Laumann and colleagues went to a lot of trouble to get a representative sample. Using a computer, they generated addresses in randomly selected neighborhoods in randomly selected cities, towns, and rural areas, from randomly selected geographic regions in the United States. This yielded almost 4,400 valid addresses. The people living at the address who spoke English and were between 18–59 years old were eligible for participation. From the eligible people at the address, the researchers randomly selected one person, approached him or her, explained the study, got permission to do the interview, and completed it. About 4 out of every 5 targeted participants agreed to be interviewed. That’s a consent rate of 80%, well above the minimum rate of 70%.
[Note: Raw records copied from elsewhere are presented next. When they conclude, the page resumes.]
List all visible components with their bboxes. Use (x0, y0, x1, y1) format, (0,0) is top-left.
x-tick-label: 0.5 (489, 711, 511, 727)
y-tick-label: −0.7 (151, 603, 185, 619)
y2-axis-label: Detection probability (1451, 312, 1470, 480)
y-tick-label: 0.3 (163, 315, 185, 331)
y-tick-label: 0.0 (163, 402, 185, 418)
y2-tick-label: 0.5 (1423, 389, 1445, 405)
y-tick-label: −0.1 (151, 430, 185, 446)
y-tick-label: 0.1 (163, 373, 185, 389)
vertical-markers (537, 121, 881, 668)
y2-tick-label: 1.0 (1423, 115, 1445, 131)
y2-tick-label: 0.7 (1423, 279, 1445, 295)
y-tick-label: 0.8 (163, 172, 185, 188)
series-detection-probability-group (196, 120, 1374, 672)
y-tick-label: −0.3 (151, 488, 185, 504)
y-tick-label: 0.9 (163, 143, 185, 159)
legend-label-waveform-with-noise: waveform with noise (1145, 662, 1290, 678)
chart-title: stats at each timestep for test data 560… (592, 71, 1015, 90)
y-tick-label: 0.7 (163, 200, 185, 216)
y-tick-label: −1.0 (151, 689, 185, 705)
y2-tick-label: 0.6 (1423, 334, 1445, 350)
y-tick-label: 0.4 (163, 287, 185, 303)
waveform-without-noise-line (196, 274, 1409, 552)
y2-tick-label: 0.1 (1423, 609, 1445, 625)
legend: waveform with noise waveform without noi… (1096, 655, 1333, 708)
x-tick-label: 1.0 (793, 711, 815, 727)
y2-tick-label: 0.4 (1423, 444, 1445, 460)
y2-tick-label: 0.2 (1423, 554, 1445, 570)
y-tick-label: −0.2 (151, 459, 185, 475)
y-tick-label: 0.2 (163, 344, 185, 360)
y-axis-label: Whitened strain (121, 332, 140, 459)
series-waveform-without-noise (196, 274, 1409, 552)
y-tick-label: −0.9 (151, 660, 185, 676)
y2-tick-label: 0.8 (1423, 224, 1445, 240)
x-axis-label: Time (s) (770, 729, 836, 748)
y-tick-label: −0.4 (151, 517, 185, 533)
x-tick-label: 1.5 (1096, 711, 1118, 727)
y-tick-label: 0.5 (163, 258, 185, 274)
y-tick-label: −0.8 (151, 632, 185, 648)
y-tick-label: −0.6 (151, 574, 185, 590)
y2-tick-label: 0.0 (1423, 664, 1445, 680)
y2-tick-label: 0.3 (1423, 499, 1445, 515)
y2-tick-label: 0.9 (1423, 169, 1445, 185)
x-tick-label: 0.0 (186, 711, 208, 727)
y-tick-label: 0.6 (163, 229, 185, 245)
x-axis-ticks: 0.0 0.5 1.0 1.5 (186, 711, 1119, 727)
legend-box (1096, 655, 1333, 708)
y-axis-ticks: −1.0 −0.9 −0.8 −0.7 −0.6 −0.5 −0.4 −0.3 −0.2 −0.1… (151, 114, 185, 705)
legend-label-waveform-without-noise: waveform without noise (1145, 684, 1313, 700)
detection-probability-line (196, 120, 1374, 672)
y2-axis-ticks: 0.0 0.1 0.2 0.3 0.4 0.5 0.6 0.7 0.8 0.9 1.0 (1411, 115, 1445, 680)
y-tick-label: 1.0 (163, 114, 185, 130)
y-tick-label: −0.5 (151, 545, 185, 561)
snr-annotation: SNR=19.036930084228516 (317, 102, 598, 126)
Such a large and randomly selected sample is likely to be representative of the U.S. population, but the researchers still checked their results. One action they took was to compare the characteristics of the sample to census data about the United States. Figure 5.16 compares data from the Census Bureau to results from their survey. The numbers don’t match exactly, but they are close and suggest that Laumann and colleagues achieved their goal of obtaining a sample that was representative of the United States. The sample mirrors America, so the study provides one of the best pictures we have ever had of sexual behavior in this nation.

image
Figure 5.18: Figure 5.16 Comparison of Demographic Characteristics of Survey Sample to U.S. Population This bar chart compares the percentages of respondents in Laumann’s survey of sexual behaviors who meet selected demographic characteristics to the percentages with which the same characteristics are found in the U.S. population. The matches are very close, supporting the ability to generalize from the survey results to the larger U.S. population (Michael, Gagnon, Laumann, & Kolata, 1994).

168

DIY

Get your music player and pick one of your biggest playlists, say, one with hundreds of songs. That will be your population. Find out how many songs are on the playlist and how many total minutes of music it contains. Divide the total number of minutes of music by the number of songs to find the average length of a song. That is, μ. Next, use the shuffle function to select ≈10 songs from the playlist. This is your random sample from the population. Note the time that each song lasts and calculate the mean, M, and the standard deviation, s. Use these to create a 95% confidence interval for the population mean. Does it capture μ? If so, why? If not, why?